Note
Access to this page requires authorization. You can try signing in or changing directories.
Access to this page requires authorization. You can try changing directories.
Note
Partitioned compute is currently in preview and only available in Dataflow Gen2 with CI/CD.
Partitioned compute is a capability of the Dataflow Gen2 engine that allows parts of your dataflow logic to run in parallel, reducing the time to complete its evaluations.
Partitioned compute targets scenarios where the Dataflow engine can efficiently fold operations that can partition the data source and process each partition in parallel. For example, in a scenario where you're connecting to multiple files stored in an Azure Data Lake Storage Gen2, you can partition the list of files from your source, efficiently retrieve the partitioned list of files using query folding, use the combine files experience, and process all files in parallel.
Note
Only connectors for Azure Data Lake Storage Gen2, Fabric Lakehouse, Folder, and Azure Blob Storage emit the correct script to use partitioned compute. The connector for SharePoint doesn't support it today.
How to set partitioned compute
In order to use this capability, you need to:
Enable Dataflow settings
Inside the Home tab of the ribbon, select the Options button to display its dialog. Navigate to the Scale section and enable the setting that reads Allow use of partitioned compute.
Enabling this option has two purposes:
Allows your Dataflow to use partitioned compute if discovered through your query scripts
Experiences like the combine files will now automatically create partition keys that can be used for partitioned computed
You also need to enable the setting in the Privacy section to Allow combining data from multiple sources.
Query with partition key
Note
To use partitioned compute, make sure that your query is set to be staged.

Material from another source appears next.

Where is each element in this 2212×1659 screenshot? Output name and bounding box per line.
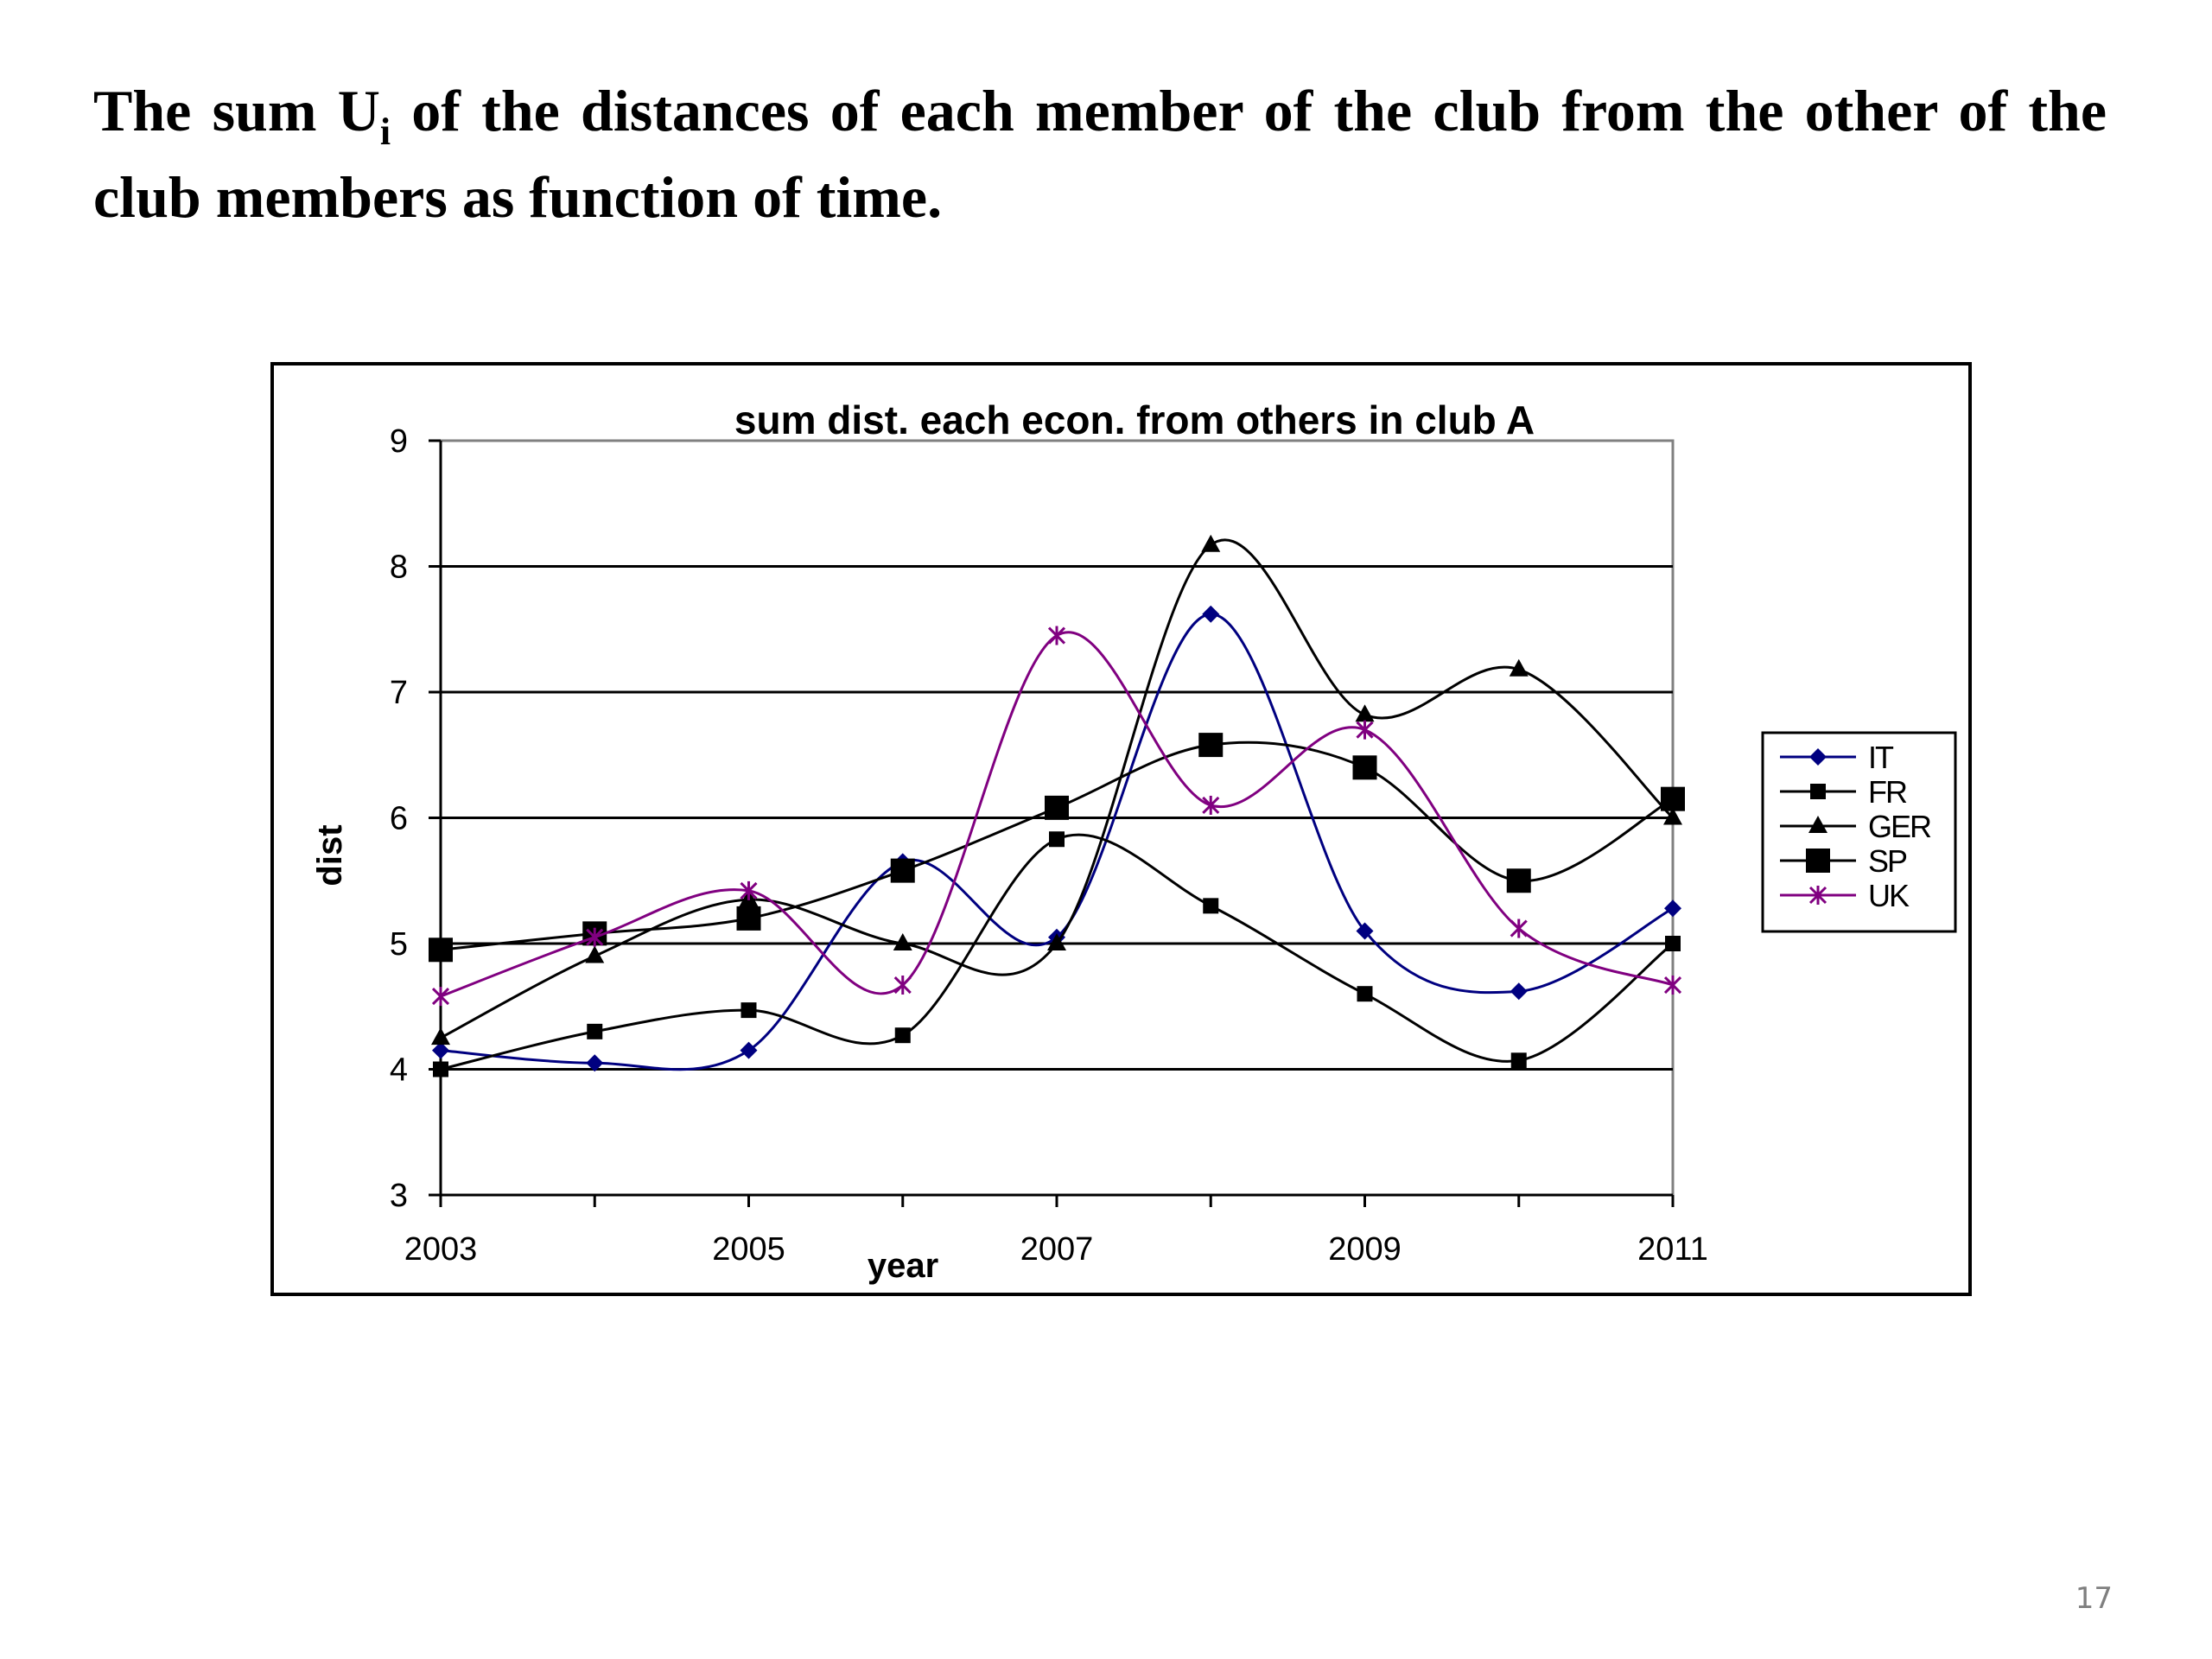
legend-marker-sp <box>1806 849 1830 873</box>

After enabling the setting, you can use the combine files experience for a data source that uses the file system view such as Azure Data Lake Storage Gen2. When the combine files experience finalizes, you notice that your query has an Added custom step, which has a script similar to this:
let
rootPath = Text.TrimEnd(Value.Metadata(Value.Type(#"Filtered hidden files"))[FileSystemTable.RootPath]?, "\"),
combinePaths = (path1, path2) => Text.Combine({Text.TrimEnd(path1, "\"), path2}, "\"),
getRelativePath = (path, relativeTo) => Text.Middle(path, Text.Length(relativeTo) + 1),
withRelativePath = Table.AddColumn(#"Filtered hidden files", "Relative Path", each getRelativePath(combinePaths([Folder Path], [Name]), rootPath), type text),
withPartitionKey = Table.ReplacePartitionKey(withRelativePath, {"Relative Path"})
in
withPartitionKey
This script, and specifically the withPartitionKey component, drives the logic on how your Dataflow tries to partition your data and how it tries to evaluate things in parallel.
You can use the Table.PartitionKey function against the Added custom step. This function returns the partition key of the specified table. For the case above, it's the column RelativePath. You can get a distinct list of the values in that column to understand all the partitions that will be used during the dataflow run.
Important
It's important that the partition key column remains in the query in order for partitioned compute to be applied.
Considerations and recommendations
For scenarios where your data source doesn't support folding the transformations for your files, it's recommended that you choose partitioned compute over fast copy.
For best performance, use this method to load data directly to staging as your destination or to a Fabric Warehouse.
Use the Sample transform file from the Combine files experience to introduce transformations that should happen in every file.
Partitioned compute only supports a subset of transformations. The performance might vary depending on your source and set of transformations used.
Billing for the dataflow run is based on capacity unit (CU) consumption.